Apart from being the 48th spiritual leader of the Shia Imami Ismaili community, Aga Khan III played a prominent role in world history, particularly the Pakistan Movement. He was the leader of the Simla deputation that persuaded the British government to accept Muslim demands, which said the position accorded to the Muslim community should be based not merely on their numerical strength but also on their political importance.
Till the late 1930s, the Muslim League was not a large political party with popular support. Aga Khan shared the belief that Muslims should first build up their social strength through advanced education before engaging in politics. He called on the British rulers of India to consider Muslims to be a separate nation within the country.
He remained president of the Muslim League till 1912. He also remained a major influence on the party's policies and agendas afterward.
During the three Round Table Conferences in London from 1930–32, he played an important role to bring constitutional reforms in British India. In 1934, he was made a member of the Privy Council and served as a member of the League of Nations (1934–37), becoming the president of the League of Nations in 1937. He was said to be influenced by the views of Sir Sayyid Ahmad Khan and was one of the backers of Aligarh University.
He can be deemed an Islamic modernist and an intellectual. He believed there to be no contradiction between religion and modernity and urged Muslims to embrace modernity. He was intellectually open to western philosophy and ideas, and believed that engagement with them could lead to a revival and renaissance within Islamic thought.
He strongly believed that education was the ultimate tool with which Muslims could be empowered and taken on the path to prosperity. Taking forward his firm belief in education, he helped Muslims build institutes of educational excellence for their intellectual, social, and economic development.
In recognition of his tireless commitment to the cause of educational development in 1902, the viceroy, Lord Curzon, unanimously nominated him as a member of the Imperial Legislative Council. He was only 25 years old then.
He was an advocate of female education and said, "If I had two children, one was a boy and the other a girl, and if I could afford to educate only one, I would have no hesitation in giving higher education to the girl." He emphasized that a woman's influence in the family circle was enormous and the future of the generations depended upon her ability to lead the young along the right path and instruct them in the rudiments of culture and civilization.
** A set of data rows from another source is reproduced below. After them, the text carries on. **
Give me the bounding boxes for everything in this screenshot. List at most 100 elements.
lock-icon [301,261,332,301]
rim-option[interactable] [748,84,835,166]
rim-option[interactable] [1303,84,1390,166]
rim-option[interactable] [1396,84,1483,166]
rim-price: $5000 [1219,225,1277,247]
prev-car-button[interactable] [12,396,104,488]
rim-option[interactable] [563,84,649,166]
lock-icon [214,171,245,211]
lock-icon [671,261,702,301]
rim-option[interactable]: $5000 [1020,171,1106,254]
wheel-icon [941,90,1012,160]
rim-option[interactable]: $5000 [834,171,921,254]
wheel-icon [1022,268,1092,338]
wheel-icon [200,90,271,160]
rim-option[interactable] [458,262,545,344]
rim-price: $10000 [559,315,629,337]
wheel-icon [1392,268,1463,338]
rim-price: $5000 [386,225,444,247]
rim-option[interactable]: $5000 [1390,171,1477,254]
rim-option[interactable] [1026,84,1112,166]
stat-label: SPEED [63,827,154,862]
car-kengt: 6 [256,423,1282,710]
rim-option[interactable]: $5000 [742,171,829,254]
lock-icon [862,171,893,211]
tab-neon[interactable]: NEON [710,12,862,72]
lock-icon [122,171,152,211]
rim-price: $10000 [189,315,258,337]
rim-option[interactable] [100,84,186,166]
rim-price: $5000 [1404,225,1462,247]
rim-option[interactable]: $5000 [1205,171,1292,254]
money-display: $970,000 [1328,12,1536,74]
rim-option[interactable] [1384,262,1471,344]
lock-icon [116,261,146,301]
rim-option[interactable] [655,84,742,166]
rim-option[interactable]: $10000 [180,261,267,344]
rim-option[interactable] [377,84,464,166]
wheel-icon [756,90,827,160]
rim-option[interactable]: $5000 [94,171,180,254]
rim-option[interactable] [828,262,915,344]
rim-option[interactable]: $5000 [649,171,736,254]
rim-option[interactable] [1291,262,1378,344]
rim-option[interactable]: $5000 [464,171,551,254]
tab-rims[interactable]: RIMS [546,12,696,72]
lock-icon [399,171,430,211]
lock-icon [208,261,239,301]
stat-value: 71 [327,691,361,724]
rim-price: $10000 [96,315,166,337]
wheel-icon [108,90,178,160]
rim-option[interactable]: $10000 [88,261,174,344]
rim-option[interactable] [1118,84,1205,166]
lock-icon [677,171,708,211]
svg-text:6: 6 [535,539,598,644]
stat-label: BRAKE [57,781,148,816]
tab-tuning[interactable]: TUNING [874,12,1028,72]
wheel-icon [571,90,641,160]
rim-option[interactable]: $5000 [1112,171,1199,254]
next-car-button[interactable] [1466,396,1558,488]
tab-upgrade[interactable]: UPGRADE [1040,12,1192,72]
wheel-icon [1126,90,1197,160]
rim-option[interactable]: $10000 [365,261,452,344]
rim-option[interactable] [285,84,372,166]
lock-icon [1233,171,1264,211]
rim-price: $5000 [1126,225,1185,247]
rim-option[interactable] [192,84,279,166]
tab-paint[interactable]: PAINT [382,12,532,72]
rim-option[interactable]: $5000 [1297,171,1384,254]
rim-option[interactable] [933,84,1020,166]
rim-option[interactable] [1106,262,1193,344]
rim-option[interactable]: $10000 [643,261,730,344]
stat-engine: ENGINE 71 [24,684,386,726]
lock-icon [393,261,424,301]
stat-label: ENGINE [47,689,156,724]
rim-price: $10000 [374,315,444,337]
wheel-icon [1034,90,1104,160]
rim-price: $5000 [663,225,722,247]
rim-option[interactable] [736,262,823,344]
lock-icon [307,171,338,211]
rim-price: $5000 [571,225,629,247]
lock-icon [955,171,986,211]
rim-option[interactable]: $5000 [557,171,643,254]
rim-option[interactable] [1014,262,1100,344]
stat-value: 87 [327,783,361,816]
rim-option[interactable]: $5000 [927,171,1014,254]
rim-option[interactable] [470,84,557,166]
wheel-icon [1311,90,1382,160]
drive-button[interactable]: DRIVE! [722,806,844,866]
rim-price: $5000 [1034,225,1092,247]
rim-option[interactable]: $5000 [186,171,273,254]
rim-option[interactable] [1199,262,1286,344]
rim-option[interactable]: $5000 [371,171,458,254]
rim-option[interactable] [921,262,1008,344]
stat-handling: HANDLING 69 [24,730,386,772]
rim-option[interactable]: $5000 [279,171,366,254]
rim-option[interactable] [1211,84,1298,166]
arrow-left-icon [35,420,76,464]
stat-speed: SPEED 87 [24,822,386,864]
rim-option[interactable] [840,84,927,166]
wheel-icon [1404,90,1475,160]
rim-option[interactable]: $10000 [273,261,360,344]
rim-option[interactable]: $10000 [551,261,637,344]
Sir Sultan Mahomed Shah Aga Khan established social development institutions in the subcontinent of India and Pakistan "for the relief of humanity". They include institutions such as the Diamond Jubilee Investment Trust and the Platinum Jubilee Investments Limited which in turn assisted the growth of various types of cooperative societies. Diamond Jubilee Schools for Girls were set up throughout the remote Northern Areas of Pakistan. The foundations of the present education system of the Aga Khan Schools in Pakistan were laid by Sir Sultan Mohamed Shah Aga Khan III, who established over 200 schools during the 20th century, the first in 1905 in Zanzibar and in Gwadar, Balochistan, followed by schools in Dar-es-Salaam in 1906 and in Mundra, India, in 1907.
His contributions to the creation of Pakistan will always be remembered.